Für Weinliebhaber ist Südafrika ein gelobtes Land. Die Keller stehen für Besucher offen. 

Kapstadt - Die Wand, gegen die wir laufen, als die Tür nach draußen aufgeht, macht weiche Knie. Dabei ist es nur die frische Luft. Aber diese Luft ist verdammt warm, und wir haben gerade im Gewölbekeller von Hartenberg Estate vier wunderbar kühle Weißweine verkostet. Da darf der Kreislauf kurz mucken.

Egal, wir sind ja schon anderthalb Wochen unterwegs auf dieser Reise und wissen, was hilft. Einmal kurz alles durchschütteln und ab ums Eck durch die nächste Tür nach drinnen. Da ist der Fasskeller für die Roten in dem Weingut bei Stellenbosch. Nicht ganz so kühl wie der für die Weißen, aber viel kühler als der südafrikanische Spätsommer. Im Rotweinkeller, der eine gigantische klimatisierte Halle ist, in der Hunderte französischer Barrique-Fässer gestapelt sind, stehen drei weitere Weine zur Verkostung an. Ein Merlot, ein Shiraz, ein Cabernet Sauvignon, die üblichen Verdächtigen, die fast jedes südafrikanische Weingut erzeugt. Sonette und Heleen Rabe, Mutter und Tochter des Hauses, tischen zu jedem Wein ein anderes Fingerfood auf. Am besten kommt die „Smoked Olive Paste“ zum Shiraz. Von guter, leichter und bekömmlicher Küche verstehen sie viel in diesem Land.

Immer, wenn die Akustik stimmt - und in Weinkellern ist das bisweilen der Fall -, holt Bert Seiter die Querflöte raus und gibt irgendwas zwischen Bach und Jethro Tull zum Besten. Seiter, 51, ist Weinimporteur und Veranstalter von Weinreisen. 150 000 Flaschen jährlich führt Seiter allein aus Südafrika nach Deutschland ein, und die zehn Weingüter, die wir insgesamt in zwei Wochen besuchen, werden exklusiv durch ihn bei uns vermarktet. Kein Wunder also: Wohin wir auch kommen, gehen alle Türen auf.

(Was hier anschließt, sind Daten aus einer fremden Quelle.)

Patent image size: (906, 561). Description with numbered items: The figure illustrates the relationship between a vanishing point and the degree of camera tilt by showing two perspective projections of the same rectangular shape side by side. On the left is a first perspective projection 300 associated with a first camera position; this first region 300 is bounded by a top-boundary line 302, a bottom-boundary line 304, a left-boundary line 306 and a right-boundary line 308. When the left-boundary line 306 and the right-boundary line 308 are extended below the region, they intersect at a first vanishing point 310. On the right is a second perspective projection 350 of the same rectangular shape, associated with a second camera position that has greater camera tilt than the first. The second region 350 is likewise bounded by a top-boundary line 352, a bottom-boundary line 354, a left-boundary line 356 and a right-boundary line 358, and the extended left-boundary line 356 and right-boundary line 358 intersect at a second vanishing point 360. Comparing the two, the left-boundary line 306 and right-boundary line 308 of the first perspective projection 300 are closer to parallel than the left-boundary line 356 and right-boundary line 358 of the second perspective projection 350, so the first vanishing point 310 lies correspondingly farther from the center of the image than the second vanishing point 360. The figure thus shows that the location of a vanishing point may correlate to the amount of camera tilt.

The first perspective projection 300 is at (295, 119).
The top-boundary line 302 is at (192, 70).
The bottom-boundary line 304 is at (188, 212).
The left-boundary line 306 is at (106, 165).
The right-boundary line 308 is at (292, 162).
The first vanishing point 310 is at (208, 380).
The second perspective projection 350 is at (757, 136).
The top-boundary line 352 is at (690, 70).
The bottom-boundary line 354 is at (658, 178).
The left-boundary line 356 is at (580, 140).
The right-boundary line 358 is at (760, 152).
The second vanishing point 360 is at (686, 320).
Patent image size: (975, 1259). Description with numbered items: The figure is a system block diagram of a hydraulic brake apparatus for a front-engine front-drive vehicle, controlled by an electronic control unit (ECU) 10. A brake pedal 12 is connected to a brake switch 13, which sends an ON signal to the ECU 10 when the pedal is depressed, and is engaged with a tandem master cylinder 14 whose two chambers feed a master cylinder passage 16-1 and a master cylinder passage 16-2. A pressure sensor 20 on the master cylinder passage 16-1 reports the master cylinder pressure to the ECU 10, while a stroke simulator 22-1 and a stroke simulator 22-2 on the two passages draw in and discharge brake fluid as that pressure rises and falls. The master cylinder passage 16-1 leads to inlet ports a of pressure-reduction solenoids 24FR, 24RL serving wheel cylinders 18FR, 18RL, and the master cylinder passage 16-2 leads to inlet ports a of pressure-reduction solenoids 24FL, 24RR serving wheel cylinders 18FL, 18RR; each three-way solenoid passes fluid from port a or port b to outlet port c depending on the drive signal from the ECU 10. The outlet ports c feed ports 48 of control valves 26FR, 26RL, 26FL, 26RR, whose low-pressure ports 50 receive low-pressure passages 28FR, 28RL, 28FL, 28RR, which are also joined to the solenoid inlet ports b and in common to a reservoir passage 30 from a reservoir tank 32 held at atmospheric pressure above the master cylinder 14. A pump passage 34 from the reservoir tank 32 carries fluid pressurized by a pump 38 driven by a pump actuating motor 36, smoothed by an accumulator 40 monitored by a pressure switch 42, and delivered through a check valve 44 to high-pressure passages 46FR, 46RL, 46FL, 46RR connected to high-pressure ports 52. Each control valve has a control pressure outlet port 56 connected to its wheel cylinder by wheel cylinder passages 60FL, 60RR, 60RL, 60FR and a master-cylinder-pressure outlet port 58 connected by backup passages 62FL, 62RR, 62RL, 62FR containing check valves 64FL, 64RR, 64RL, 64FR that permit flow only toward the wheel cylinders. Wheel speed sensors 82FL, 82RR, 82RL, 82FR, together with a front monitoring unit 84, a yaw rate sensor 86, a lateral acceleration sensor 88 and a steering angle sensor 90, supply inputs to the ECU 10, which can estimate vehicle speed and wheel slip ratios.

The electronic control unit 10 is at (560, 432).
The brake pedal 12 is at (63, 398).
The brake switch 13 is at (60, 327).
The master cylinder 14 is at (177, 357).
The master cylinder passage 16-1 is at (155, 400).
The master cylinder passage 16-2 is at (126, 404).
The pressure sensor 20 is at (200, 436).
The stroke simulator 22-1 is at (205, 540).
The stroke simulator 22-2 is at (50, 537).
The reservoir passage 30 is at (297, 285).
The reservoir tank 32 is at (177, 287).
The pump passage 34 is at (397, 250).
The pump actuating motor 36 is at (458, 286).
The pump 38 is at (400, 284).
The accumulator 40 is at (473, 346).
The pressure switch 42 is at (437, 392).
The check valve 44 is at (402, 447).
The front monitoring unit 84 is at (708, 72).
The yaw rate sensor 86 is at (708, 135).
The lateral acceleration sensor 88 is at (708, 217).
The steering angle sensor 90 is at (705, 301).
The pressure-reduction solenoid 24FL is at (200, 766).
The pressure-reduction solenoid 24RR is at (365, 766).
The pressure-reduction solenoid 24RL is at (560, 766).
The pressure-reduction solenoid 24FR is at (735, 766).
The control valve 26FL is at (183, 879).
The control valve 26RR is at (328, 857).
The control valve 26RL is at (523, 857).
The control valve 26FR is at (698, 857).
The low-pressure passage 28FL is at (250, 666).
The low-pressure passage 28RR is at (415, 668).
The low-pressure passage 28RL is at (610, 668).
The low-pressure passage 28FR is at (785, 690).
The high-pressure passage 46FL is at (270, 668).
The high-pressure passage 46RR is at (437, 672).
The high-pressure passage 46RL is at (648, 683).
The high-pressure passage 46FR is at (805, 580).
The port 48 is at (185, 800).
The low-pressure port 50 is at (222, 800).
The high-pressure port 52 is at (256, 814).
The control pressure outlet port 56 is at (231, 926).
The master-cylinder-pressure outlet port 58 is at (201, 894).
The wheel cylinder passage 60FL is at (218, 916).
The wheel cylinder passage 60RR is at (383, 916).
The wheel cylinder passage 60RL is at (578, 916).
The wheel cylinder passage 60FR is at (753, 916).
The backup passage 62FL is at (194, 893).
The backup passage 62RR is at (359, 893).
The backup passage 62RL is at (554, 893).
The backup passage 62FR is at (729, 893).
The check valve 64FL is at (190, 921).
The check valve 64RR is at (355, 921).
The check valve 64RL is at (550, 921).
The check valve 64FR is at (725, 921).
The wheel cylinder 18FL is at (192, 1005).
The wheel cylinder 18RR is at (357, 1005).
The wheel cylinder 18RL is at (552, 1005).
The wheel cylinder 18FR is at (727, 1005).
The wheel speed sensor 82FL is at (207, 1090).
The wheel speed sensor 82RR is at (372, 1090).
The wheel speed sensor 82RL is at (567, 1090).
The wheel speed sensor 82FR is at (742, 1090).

Eine besondere Ehre widerfährt uns auf dem Weingut Mooiplaas, das seit 1806 von der Familie Roos betrieben wird. Drei-, viermal im Jahr an einem Sonntag bittet das Familienoberhaupt zur „Langtafel“, an der zum Lunch alle Platz nehmen, die zur Familie gehören. Zuvor haben uns die beiden Brüder Tielman und Louis, von denen der eine für die Arbeit im Weinberg verantwortlich ist, der andere für die Arbeit im Keller, auf geländegängigen Trucks durch die Rebhänge hinauf zum höchsten Punkt von Mooiplaas gefahren. Das Weingut zählt zu den großen in Südafrika und liegt näher an Kapstadt als an Stellenbosch. Was für eine Aussicht dort oben: links die Helderberg Mountains, geradeaus die False Bay, daneben in der Ferne die Berge der Kap-Halbinsel, rechts die ersten Häuser von Kapstadt und dann noch der Tafelberg.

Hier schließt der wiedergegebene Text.